One study, conducted by researchers at Harvard Univeristy, followed around 120,000 individuals over a 14 year period. The study found absolutely no correlation between egg consumption and the risk of heart disease. Those who consumed two or more eggs each day were found to have almost exactly the same risk of heart disease as those who never consumed eggs at all.
While eggs are one of the most concentrated sources of dietary cholesterol, the link between dietary cholesterol and serum (blood) cholesterol appears to be minimal since only a very small amount of the dietary cholesterol is absorbed into the blood. According to Cr. Meir Stampfer, one of the researchers involved in the study: “Eggs will raise blood levels of cholesterol, but the increase is actually very small and appears to be compensated for by other nutrients, beneficial nutrients, that are present in eggs.”
Another study published in 2007 in the Medical Science Monitor which involved 9,5000 people found that eating one or more eggs a day did not increase heart disease risk and may even cause a slight decrease in blood pressure levels.
The high levels of the vitamins B6, B9 and B12 contained in eggs may in fact help protect the heart as these vitamins help reduce homocysteine levels in the blood. High homocysteine levels may damage blood vessels, and degrade the main structural elements of arteries: collagen, elastin, and proteoglycans. Several studies have linked high homocysteine levels to an increased risk of cardiovascular disease.
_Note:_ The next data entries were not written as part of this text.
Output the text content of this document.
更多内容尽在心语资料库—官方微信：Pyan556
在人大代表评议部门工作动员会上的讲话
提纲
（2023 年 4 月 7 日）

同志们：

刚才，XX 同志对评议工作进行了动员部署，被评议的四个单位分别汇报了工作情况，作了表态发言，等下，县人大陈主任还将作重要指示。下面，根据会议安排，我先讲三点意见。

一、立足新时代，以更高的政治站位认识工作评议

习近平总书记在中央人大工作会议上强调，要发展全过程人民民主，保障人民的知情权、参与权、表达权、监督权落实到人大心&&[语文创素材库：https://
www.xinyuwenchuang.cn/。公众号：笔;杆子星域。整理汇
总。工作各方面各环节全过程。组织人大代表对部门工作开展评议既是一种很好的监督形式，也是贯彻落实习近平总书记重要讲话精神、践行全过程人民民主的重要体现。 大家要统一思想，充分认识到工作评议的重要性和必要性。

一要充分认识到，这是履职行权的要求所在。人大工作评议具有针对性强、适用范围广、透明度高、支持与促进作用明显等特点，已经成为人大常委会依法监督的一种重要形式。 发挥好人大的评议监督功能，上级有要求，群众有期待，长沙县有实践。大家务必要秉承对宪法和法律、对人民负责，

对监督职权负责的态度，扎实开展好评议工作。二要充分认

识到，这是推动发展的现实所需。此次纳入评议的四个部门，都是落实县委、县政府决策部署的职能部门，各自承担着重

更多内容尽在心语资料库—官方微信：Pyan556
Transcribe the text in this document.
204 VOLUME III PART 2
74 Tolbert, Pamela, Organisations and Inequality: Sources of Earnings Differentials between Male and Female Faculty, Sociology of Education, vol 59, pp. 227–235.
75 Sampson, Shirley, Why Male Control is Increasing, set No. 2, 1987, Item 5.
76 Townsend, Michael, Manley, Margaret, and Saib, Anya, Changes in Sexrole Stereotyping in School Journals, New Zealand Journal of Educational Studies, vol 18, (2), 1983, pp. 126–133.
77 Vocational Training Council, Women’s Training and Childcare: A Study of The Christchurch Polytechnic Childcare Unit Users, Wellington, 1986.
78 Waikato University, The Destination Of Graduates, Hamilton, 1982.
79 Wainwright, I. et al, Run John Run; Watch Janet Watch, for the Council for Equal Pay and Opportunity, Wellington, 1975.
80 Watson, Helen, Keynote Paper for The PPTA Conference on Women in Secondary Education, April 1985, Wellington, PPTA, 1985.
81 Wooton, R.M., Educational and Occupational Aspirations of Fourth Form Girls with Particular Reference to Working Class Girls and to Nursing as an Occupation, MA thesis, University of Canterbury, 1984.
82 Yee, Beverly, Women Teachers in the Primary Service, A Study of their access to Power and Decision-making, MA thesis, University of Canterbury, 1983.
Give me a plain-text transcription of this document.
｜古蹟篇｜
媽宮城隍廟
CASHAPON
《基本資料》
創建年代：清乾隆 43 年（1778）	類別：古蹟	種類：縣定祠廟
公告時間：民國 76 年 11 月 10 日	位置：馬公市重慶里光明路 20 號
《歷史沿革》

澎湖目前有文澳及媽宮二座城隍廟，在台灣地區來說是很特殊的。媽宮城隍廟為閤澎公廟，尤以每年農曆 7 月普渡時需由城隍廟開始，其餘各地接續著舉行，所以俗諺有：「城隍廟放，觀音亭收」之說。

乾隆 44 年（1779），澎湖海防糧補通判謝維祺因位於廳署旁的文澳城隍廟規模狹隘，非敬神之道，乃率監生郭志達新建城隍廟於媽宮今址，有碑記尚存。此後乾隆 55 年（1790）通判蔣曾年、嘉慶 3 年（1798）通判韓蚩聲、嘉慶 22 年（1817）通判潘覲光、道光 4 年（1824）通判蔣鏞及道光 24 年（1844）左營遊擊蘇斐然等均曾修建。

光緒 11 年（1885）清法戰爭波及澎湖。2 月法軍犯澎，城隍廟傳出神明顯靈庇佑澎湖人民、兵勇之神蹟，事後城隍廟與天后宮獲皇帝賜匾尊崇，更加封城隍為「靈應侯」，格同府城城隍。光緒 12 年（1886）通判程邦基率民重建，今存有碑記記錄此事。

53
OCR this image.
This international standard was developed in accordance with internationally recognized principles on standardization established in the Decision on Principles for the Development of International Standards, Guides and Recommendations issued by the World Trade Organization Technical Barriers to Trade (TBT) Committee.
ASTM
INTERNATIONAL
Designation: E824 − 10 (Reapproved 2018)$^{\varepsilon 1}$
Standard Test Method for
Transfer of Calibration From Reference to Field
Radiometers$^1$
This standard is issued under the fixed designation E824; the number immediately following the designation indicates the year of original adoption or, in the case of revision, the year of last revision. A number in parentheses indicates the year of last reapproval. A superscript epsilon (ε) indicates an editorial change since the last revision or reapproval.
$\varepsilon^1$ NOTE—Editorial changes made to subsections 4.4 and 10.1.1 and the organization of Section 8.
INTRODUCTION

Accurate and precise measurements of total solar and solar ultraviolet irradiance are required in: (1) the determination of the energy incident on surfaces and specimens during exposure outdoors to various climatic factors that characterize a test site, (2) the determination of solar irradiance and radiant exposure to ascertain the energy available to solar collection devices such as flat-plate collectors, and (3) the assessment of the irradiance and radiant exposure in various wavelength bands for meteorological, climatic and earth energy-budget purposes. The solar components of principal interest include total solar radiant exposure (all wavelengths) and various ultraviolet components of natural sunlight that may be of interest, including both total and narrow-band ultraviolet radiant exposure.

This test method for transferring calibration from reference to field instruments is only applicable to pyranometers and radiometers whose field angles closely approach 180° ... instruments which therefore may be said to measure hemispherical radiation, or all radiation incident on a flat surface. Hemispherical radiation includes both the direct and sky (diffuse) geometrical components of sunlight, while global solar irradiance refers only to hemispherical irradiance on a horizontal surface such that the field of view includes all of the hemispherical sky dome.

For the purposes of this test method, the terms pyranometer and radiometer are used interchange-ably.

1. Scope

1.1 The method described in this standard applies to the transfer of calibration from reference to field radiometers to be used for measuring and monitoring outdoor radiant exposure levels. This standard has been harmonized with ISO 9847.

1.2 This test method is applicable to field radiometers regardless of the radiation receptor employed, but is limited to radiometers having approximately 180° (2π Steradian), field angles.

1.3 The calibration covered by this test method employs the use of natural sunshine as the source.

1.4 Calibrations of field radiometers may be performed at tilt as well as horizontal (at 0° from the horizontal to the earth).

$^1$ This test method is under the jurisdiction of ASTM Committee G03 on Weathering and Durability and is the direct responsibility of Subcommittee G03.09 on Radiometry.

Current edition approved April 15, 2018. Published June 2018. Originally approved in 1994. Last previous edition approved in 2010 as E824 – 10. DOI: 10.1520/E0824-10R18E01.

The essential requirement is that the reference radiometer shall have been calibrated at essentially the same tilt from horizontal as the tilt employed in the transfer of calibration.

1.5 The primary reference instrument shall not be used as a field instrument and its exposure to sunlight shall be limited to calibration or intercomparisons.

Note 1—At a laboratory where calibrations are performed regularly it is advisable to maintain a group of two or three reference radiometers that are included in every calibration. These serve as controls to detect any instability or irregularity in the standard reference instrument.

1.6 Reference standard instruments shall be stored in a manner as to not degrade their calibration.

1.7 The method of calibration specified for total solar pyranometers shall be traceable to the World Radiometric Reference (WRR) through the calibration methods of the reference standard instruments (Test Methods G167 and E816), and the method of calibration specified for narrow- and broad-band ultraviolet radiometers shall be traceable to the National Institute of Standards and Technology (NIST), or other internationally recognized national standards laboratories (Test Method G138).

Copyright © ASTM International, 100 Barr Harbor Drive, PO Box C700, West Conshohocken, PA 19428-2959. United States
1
Many also avoid eggs because they believe eggs to have high levels of fat, particularly saturated and trans fats, the so called “bad fats”. Eggs consist of only 10 percent fat however, and only a small amount of that fat (less than a third) is in the form of saturated fat. Eggs in fact have almost the exact ratio of saturated, monounsaturated, and polyunsaturated fats recommended by most dietitians.
Egss are also an extremely healthy, nutrient dense, food. Eggs consist of about 15 percent protein. Egg protein is extremely high quality protein, it has a biological value of 94 percent. The biological value is a measure of how efficient a particular protein source can be used by the body. Egg has one of the highest protein values, it is higher than soy milk (91%), cows milk (90%), chicken (80%), fish (76%) and beef (74%). One egg provides over 10 percent of the bodies daily protein requirements.
Eggs are extremely good sources of most vitamins and minerals. They have high levels of Vitamin A, Vitamin E, Thiamine (Vitamin B1), Riboflavin (Vitamin B2), Vitamin B6, Folate (Vitamin B9), Vitamin B12, Iron, Magnesium, Phosphorous, Zinc, Tryptophan, Iodine and Selenium. Eggs are also an excellent source of choline, a nutrient important for brain health.